Mory Keïta
- Keïta with Olympic Charleroi

Personal information
- Full name: Mory-Fallo Keïta
- Date of birth: 13 December 1992 (age 33)
- Place of birth: Conakry, Guinea
- Height: 1.90 m (6 ft 3 in)
- Position: Forward

Youth career
- 2002–2005: FC Boly Coleah
- 2005–2006: Elephants de Coleah
- 2006–2007: Baraka Djoma SSG
- 2007–2010: Sporting Charleroi

Senior career*
- Years: Team / Apps / (Gls)
- 2010–2013: Sporting Charleroi / 4 / (0)
- 2011–2012: → Virton (loan) / 14 / (4)
- 2013–2014: Olympic Charleroi / 28 / (18)
- 2015–2016: Wiltz 71 / 17 / (5)
- 2016–2017: La Louvière / 12 / (5)
- 2017: Atlanta Silverbacks / 11 / (3)
- 2018: Patro Eisden
- 2018–2019: Wiltz 71 / 12 / (6)
- 2019: Al Akhdar
- 2019: Kawkab Marrakech
- 2020–2022: Ashanti Golden Boys

= Mory-Fallo Keïta =

Belgian-Guinean footballer (born 1992)

Mory-Fallo Keïta (born 13 December 1992) is a Guinean professional footballer who plays as a forward.

==Club career==

Keïta with Sporting Charleroi

Keïta with Olympic Charleroi

===Youth career===
Mory began his footballing career at the age of 12 with his hometown, Conakry-based local side, FC Boly Coleyah. In 2005, he began playing for another local side, Elephants de Coleyah. He signed a one-year contract in 2006 with Baraka Djoma SSG and represented the Conakry-based side at various levels. He first moved out of Guinea in 2007 to Belgium where he began plying his trade with the junior sides of Belgian giants, Sporting Charleroi

===Charleroi===
Impressed with his brilliant display for the junior sides of the Charleroi-based side, the club management decide to promote the player to the senior side in 2007. He made his debut for the senior side on 3 February 2011 in a 2–0 win over Beerschot AC. He made 4 appearances in the 2010–11 Belgian Pro League.

===Virton===
He moved on loan to Belgian Division 3 side, Virton in 2011. He made his Belgian Second Amateur Division debut and scored his first goal in the competition on 24 August 2011 in a 1–0 win over Royal Football Club Huy. He scored 10 goals in 16 appearances in the 2011–12 Belgian Division 3 season before completing his one-year loan period at the Huy-based club.

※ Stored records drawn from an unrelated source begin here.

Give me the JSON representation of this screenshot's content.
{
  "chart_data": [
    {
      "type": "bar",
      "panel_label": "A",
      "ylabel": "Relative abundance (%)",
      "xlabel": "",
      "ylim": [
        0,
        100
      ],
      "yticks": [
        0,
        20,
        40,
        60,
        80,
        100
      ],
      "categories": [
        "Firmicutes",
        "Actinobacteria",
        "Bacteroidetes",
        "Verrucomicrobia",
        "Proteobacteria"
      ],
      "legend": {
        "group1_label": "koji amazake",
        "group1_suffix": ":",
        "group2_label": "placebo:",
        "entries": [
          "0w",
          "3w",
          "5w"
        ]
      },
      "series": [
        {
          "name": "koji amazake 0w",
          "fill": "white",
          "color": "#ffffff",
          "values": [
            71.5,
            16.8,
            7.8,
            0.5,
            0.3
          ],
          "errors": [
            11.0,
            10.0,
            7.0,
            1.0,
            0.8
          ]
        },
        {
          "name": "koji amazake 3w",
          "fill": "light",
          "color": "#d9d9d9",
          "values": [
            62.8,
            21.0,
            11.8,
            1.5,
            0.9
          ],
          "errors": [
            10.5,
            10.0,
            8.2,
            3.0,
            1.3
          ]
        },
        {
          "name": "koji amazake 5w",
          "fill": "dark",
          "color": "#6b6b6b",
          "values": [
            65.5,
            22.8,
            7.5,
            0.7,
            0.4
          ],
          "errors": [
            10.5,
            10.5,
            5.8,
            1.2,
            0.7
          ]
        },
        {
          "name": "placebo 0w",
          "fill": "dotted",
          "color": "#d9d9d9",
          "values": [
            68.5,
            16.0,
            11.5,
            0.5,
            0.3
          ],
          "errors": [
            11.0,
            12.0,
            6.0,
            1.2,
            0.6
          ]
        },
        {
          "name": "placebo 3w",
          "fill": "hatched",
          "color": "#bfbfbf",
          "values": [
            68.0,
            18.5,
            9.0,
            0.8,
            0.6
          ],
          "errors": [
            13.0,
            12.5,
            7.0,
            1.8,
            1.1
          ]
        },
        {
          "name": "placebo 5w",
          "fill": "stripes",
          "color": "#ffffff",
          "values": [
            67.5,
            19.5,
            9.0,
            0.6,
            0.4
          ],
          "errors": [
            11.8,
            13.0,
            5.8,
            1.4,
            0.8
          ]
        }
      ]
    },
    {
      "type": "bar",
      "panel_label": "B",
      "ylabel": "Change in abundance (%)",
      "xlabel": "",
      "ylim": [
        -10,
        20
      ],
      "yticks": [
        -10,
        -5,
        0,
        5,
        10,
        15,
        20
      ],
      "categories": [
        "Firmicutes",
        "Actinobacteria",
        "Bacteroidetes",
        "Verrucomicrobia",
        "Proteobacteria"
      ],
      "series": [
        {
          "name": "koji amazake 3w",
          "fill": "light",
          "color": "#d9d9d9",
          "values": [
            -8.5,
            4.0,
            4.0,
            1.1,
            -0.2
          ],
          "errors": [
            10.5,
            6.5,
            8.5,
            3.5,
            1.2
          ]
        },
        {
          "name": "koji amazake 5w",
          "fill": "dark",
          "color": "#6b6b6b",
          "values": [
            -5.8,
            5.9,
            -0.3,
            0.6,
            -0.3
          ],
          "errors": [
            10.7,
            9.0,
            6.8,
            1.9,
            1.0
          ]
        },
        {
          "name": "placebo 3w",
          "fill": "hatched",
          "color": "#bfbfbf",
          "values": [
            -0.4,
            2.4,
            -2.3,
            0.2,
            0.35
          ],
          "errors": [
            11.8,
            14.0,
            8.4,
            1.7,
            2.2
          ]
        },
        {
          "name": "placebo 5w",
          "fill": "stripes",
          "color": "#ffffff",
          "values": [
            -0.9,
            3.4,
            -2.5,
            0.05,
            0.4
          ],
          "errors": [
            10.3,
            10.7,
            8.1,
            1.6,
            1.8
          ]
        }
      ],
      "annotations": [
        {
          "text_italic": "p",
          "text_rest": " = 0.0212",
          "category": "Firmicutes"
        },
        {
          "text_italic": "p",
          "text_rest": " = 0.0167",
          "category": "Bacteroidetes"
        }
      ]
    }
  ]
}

===Olympic de Charleroi===
He moved back Charleroi in 2013 where he signed a one-year contract with Belgian Division 3 side, Olympic Charleroi. He scored 18 goals in 28 appearances in the 2013–14 Belgian Division 3. He was highly praised for his performances as he had earned his form back after a long unsuccessful period of time and a number of injuries.

===Wiltz 71===
He moved out of Belgium in 2015 after a five-year long spell to Luxembourg where he signed a one-year contract with Wiltz-based side, FC Wiltz 71. He made his Luxembourg National Division on 2 August 2015 in a 6–0 loss against F91 Dudelange and scored his first goal in the competition on 27 September 2015 in a 1–0 win over FC UNA Strassen He scored 5 goals in 20 appearances in the 2015–16 Luxembourg National Division.

===Return to Wiltz 71===
A few hours before the closing of the summer transfer market, Keïta re-joined FC Wiltz 71 after a short period at Belgian club Patro Eisden Maasmechelen. He played 14 games and scored 6 goals before he left at the end of 2018.

===Al Akhdar===
In the winter 2018–19, it was reported that Keïta had signed with Al Akhdar SC in Libya. He confirmed in an interview in February 2019, that the club had invited him, paid for everything and he had signed a six-months contract with an option for one further year. However, he also announced in the interview, that he was waiting for his work visa.

===Kawkab Marrakech===
On 25 July 2019 it was confirmed, that Keïta had joined Moroccan club Kawkab Marrakech.

===Ashanti Golden Boys===
In 2020, Keïta returned to Guinea where he signed with Guinée Championnat National club Ashanti Golden Boys.